There is an ample of “scaremongering” in regard to the implication of GDPR in Australian businesses, and we want to clear this out.

The European Union General Data Protection Regulation (also known as GDPR) is a new piece of European Union (EU) legislation that comes into effect on 25 May 2018. The main aim of the GDPR is to protect the personal data of individuals based in the EU.

The key difference between the GDPR and most other national privacy laws, such as the Australian Privacy Principles (the APPs), is that the GDPR not only applies to businesses located within the geographical territory of the EU, but also to all businesses worldwide that collect the data of individuals based in the EU.

Unlike the APPs, the size of your business is not a relevant factor in determining whether you need to comply. Penalties for breaching the GDPR can attract substantial fines – up to 4% of the offending business’ annual global turnover or €20 million (whichever is greater).

GDPR to apply for Australian businesses

If you operate a website in Australia and collect data about your users, the GDPR will apply to you if:

• your business is established in the EU, or
• you offer goods or services to EU-based individuals (free or paid), or
• you monitor EU-based individuals’ behaviour.

If you do not have an office or branch in the EU and you do not monitor individuals based in the EU, then working out whether you “offer goods or services” to EU-based individuals is the most relevant question for you to address.

As most websites are accessible to a global audience, the GDPR is clear that the mere fact that EU-based individuals can access a website does not, in itself, indicate that the business is caught by the GDPR. The crucial factor is whether a business intends to offer goods or services to EU based individuals.

Factors that indicate an intention to offer goods or services to EU based individuals can be:

• using a European language on your website, or
• using a European currency on your website, or
• mentioning customers or users who are in the EU.

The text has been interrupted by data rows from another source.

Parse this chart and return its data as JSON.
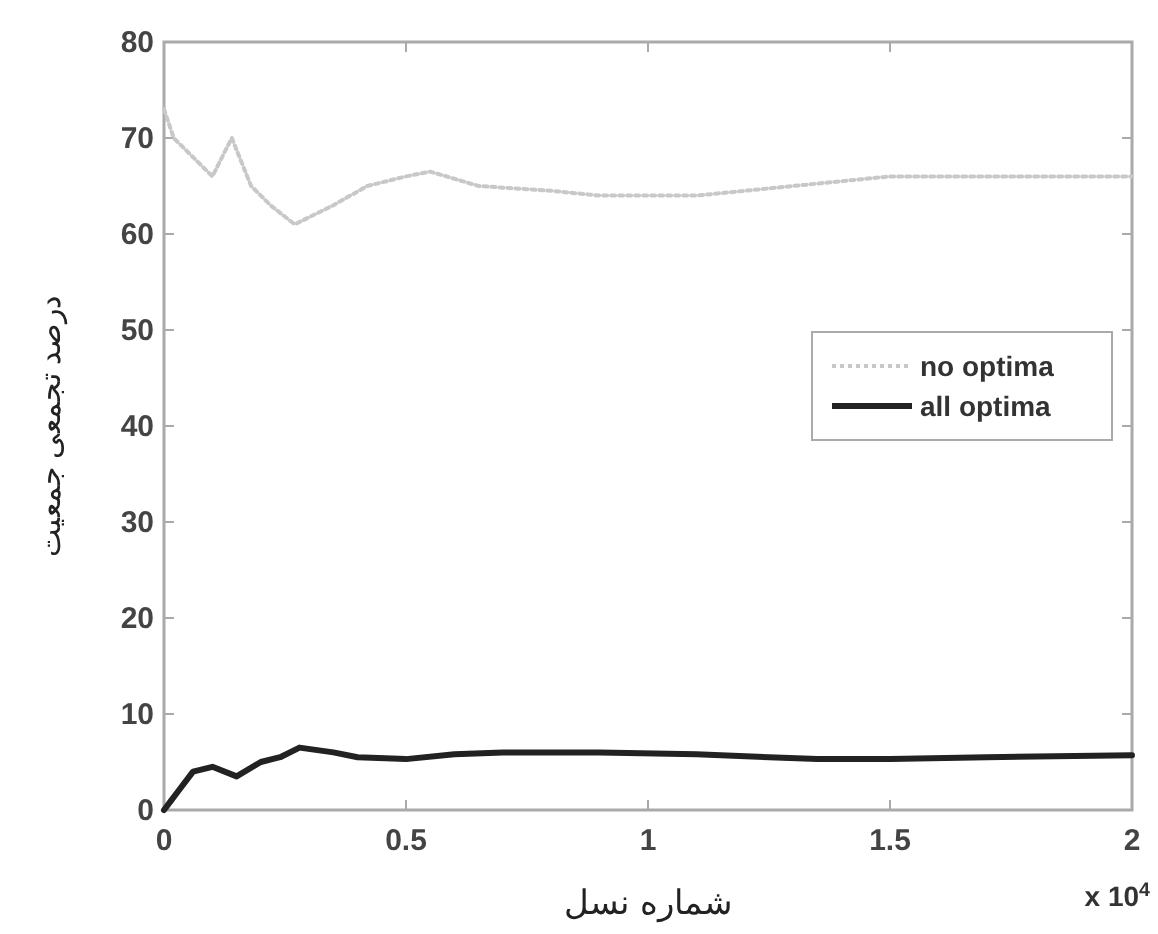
{
  "chart_data": {
    "type": "line",
    "xlabel": "شماره نسل",
    "ylabel": "درصد تجمعی جمعیت",
    "xlim": [
      0,
      2
    ],
    "ylim": [
      0,
      80
    ],
    "xticks": [
      0,
      0.5,
      1,
      1.5,
      2
    ],
    "yticks": [
      0,
      10,
      20,
      30,
      40,
      50,
      60,
      70,
      80
    ],
    "annotations": [
      "x 10$^{4}$"
    ],
    "legend": "right",
    "grid": false,
    "series": [
      {
        "name": "no optima",
        "color": "#c8c8c8",
        "line_style": "dotted",
        "x": [
          0,
          0.02,
          0.06,
          0.1,
          0.14,
          0.18,
          0.22,
          0.27,
          0.35,
          0.42,
          0.5,
          0.55,
          0.65,
          0.8,
          0.9,
          1.1,
          1.3,
          1.5,
          1.7,
          2
        ],
        "values": [
          73,
          70,
          68,
          66,
          70,
          65,
          63,
          61,
          63,
          65,
          66,
          66.5,
          65,
          64.5,
          64,
          64,
          65,
          66,
          66,
          66
        ]
      },
      {
        "name": "all optima",
        "color": "#222222",
        "line_style": "solid",
        "x": [
          0,
          0.015,
          0.03,
          0.06,
          0.1,
          0.15,
          0.2,
          0.24,
          0.28,
          0.35,
          0.4,
          0.5,
          0.6,
          0.7,
          0.9,
          1.1,
          1.35,
          1.5,
          1.7,
          2
        ],
        "values": [
          0,
          1,
          2,
          4,
          4.5,
          3.5,
          5,
          5.5,
          6.5,
          6,
          5.5,
          5.3,
          5.8,
          6,
          6,
          5.8,
          5.3,
          5.3,
          5.5,
          5.7
        ]
      }
    ]
  }
}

Business to be compliant with the GDPR

Becoming GDPR compliant may require that you tweak your IT systems, internal processes and legal documents. This is a guide only; your business may need to engage an IT lawyer to review your documents and processes. Below is a simplified guide to becoming GDPR compliant:

1. Make sure that your privacy policy is compliant with the GDPR
   Having a privacy policy that is compliant with the APPs is a good start but as the GDPR gives users broader rights (e.g. the APPs do not give individuals the right to ask for their data to be erased) your current privacy policy may need to be updated to cover the additional concepts introduced by the GDPR.
2. Update your processes and systems on your website
   Ensure that the privacy notices on your website are visible to your users every time that you collect personal data from them. Under the GDPR, you need explicit and unambiguous consent from a user when you process their data. It is therefore suggested that when you collect personal data, you also include a consent statement next to a “tick to accept” box to record a user’s consent to the collection of personal data.

Key takeaways

If you are collecting personal data and your business is (i) established in the EU, (ii) offers goods and services to EU based individuals, or (iii) monitors the behaviour of individuals in the EU, you need to comply with the GDPR. The road to compliance is different for every business depending on what personal data is collected and how, but a good start is to update your privacy policy and your privacy notices. If you are unsure if the GDPR applies to your business or you need help with drafting a privacy policy, it is recommended that you ask an IT lawyer with specialist knowledge in privacy law for help.